The Physicists will be the next play under Josie Rourke’s tenure at the Donmar. Having scored a big hit with The Recruiting Officer but perhaps underwhelmed slightly for many with Making Noise Quietly, Rourke will be looking to come back strongly with Durrenmatt’s The Physicists. It is hard to think of a playwright, or indeed style, that has fallen more out favour in recent years than Durrenmatt’s slightly avant-garde, philosophical work. However I can remember being absolutely blown away by a production of The Visit and the staging possibilities that such a play open’s up. When you take time to sit back and survey London’s theatrical landscape do you realise the striking absence of such originality- even if plots and narrative can still remain freewheeling and anarchic, there is a sense that dramatically everything looks a little a bit conservative. Admittedly Complicite are still pushing boundaries but, for all the positive reviews, plays like Laura Wade’s Posh appear very formal in style. One hopes that a strong production of The Physicists will help start getting director’s to re-embrace the experimental in formal settings rather than feeling that experimental necessarily means site-specific pieces and audience engagement. Time was when director’s used a theatre to recreate an atmosphere, currently it feels that the audience aren’t trusted to suspend our disbelief and will only understand that we are in an abattoir if we see real cows hanging off hooks around us.

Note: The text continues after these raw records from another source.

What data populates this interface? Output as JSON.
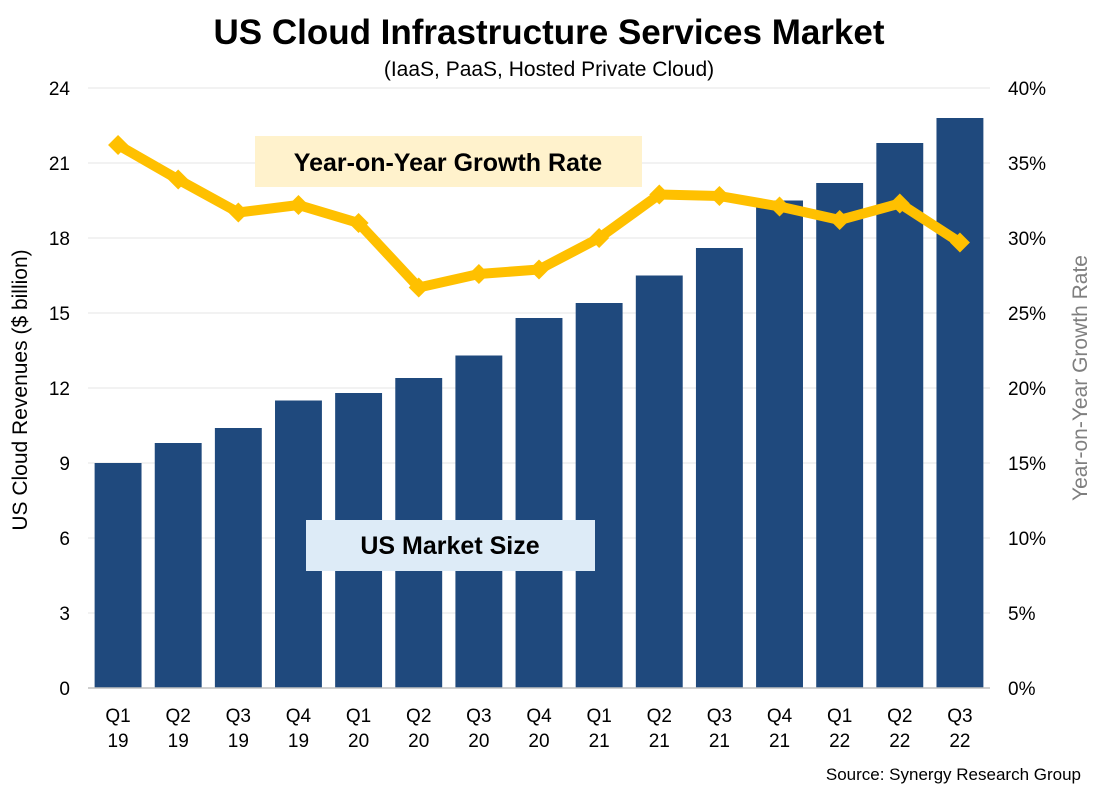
{
  "chart_data": {
    "type": "bar",
    "title": "US Cloud Infrastructure Services Market",
    "subtitle": "(IaaS, PaaS, Hosted Private Cloud)",
    "categories": [
      [
        "Q1",
        "19"
      ],
      [
        "Q2",
        "19"
      ],
      [
        "Q3",
        "19"
      ],
      [
        "Q4",
        "19"
      ],
      [
        "Q1",
        "20"
      ],
      [
        "Q2",
        "20"
      ],
      [
        "Q3",
        "20"
      ],
      [
        "Q4",
        "20"
      ],
      [
        "Q1",
        "21"
      ],
      [
        "Q2",
        "21"
      ],
      [
        "Q3",
        "21"
      ],
      [
        "Q4",
        "21"
      ],
      [
        "Q1",
        "22"
      ],
      [
        "Q2",
        "22"
      ],
      [
        "Q3",
        "22"
      ]
    ],
    "series": [
      {
        "name": "US Market Size",
        "type": "bar",
        "axis": "left",
        "color": "#1f497d",
        "values": [
          9.0,
          9.8,
          10.4,
          11.5,
          11.8,
          12.4,
          13.3,
          14.8,
          15.4,
          16.5,
          17.6,
          19.5,
          20.2,
          21.8,
          22.8
        ]
      },
      {
        "name": "Year-on-Year Growth Rate",
        "type": "line",
        "axis": "right",
        "color": "#ffc000",
        "unit": "%",
        "values": [
          36.2,
          33.9,
          31.7,
          32.2,
          31.0,
          26.7,
          27.6,
          27.9,
          30.0,
          32.9,
          32.8,
          32.1,
          31.2,
          32.3,
          29.7
        ]
      }
    ],
    "ylabel": "US Cloud Revenues ($ billion)",
    "ylabel_right": "Year-on-Year Growth Rate",
    "ylim": [
      0,
      24
    ],
    "yticks": [
      "0",
      "3",
      "6",
      "9",
      "12",
      "15",
      "18",
      "21",
      "24"
    ],
    "ylim_right": [
      0,
      40
    ],
    "yticks_right": [
      "0%",
      "5%",
      "10%",
      "15%",
      "20%",
      "25%",
      "30%",
      "35%",
      "40%"
    ],
    "grid": true,
    "annotations": {
      "growth_label": "Year-on-Year Growth Rate",
      "market_label": "US Market Size"
    },
    "source": "Source: Synergy Research Group"
  },
  "colors": {
    "bar": "#1f497d",
    "line": "#ffc000",
    "growth_label_bg": "#fff2cc",
    "market_label_bg": "#ddebf7",
    "grid": "#e6e6e6"
  }
}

The Ninagawa’s Company production of Cymbeline at the Barbican promises to finally kick start what has been so far a rather disappointing World Stage Festival. Little more needs to be said about Babel, and Three Kingdoms, whilst interesting, did not set the world alight with a mixture of fantastic ideas and, at times, incoherent structure. Having previously missed all of Ninagawa’s English productions, I am tremendously excited by a company that has a global reputation for Shakespeare and a history of producing visually spectacular tableaux that meld together Shakespearian storytelling with traditional Japanese techniques. Cymbeline is a particualarly interesting choice of play, as it is one of Shakespeare’s more problematic narratives and seems to be one that is alighted on more frequently by companies that often take an angle slightly askance of the traditional – the last major London production being Kneehigh’s version at the Battersea Arts Centres, which included all its usual visual flair but perhaps provided a little too much fun over substance.